The 32 men and women will sit around a table at a secluded and well-guarded government guest house about 12 miles from the former West German capital. The Northern Alliance, which now controls an overwhelming majority of Afghan territory, will have 11 delegates at the table. So will the so-called Rome group, which represents the interests of deposed king Zahir Shah, who has lived in Italy since 1973.

An association of exiles known as the Cyprus group, and another called the Peshawar group, will each have five delegates at the conference.

The goal of the meeting is to arrive at a consensus for a transitional administration for Afghanistan, according to Hamad Fawzi, spokesman for U.N. Special Representative Lakhdar Brahimi. "This isn’t a final blueprint," he said. "This is a roadmap for the building of the infrastructure and the institutions by which the Afghans can govern themselves."
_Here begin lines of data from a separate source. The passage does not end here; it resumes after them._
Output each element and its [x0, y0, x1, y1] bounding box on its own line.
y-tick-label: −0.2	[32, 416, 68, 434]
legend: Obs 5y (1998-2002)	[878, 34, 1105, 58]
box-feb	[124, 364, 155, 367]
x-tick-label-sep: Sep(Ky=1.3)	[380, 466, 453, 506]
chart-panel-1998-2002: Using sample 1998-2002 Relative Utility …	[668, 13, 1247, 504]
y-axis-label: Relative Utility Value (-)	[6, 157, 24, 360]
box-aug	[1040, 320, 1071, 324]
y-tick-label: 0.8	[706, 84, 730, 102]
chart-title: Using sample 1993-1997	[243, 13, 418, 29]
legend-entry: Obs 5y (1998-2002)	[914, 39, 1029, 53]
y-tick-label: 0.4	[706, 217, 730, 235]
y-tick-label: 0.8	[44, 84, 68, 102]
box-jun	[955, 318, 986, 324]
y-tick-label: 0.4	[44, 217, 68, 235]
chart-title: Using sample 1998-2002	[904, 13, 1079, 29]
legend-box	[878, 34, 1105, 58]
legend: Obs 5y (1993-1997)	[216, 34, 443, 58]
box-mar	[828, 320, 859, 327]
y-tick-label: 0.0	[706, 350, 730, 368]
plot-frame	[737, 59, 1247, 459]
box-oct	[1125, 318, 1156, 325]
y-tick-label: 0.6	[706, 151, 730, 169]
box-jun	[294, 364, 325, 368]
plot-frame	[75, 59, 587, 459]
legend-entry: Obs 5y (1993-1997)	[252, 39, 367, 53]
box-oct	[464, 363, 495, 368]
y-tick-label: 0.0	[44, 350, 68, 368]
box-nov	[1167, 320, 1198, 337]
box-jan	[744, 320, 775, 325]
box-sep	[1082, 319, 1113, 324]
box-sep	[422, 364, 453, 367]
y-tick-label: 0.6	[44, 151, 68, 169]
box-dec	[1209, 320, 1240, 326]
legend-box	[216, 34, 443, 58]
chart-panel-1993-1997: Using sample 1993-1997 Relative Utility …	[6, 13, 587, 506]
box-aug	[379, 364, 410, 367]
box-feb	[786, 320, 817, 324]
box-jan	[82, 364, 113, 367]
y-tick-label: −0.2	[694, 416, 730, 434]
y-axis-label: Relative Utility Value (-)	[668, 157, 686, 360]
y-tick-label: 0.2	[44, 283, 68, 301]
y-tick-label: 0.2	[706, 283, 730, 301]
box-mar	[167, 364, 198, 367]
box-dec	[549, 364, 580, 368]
Fawzi stressed that although the Bonn meeting is being held under the auspices of the United Nations, the world organization will not be calling the shots. "We are not forming a government for the people of Afghanistan," he said. "They are forming the government for the people."

Fawzi called the meeting a "golden opportunity" for Afghanistan, after nearly 23 years of war, to capitalize on the international attention focused on the nation since the Sept. 11 terror attacks in New York and Washington. The international community has promised a huge aid package as well as political support, both of which are considered vital to the rebuilding of the country.

"Without peace there will be no development, and without peace there will be no investment," said Fawzi.

While a final agenda for the meeting has not been set, security was also expected to be a major issue in discussions. The Northern Alliance has been reluctant to accept the presence of multi-national forces in Afghanistan once the war is over.

Mostapha Zahir Shah, the king's grandson and a delegate in the Rome group, said it will be difficult to reach consensus on any of the issues. However, he said he was coming to Bonn with an open mind and an open heart.

"After 23 years of war, you can’t solve everything in a week, but I’m quite hopeful overall," he said. "Just getting all these people to sit down together is already quite an achievement."

The meeting comes after weeks of intensive international efforts led by the United States to bring together the various parties for a discussion about Afghanistan's future. The meeting had originally been scheduled for Monday, but was delayed a day to allow more time for participants to prepare.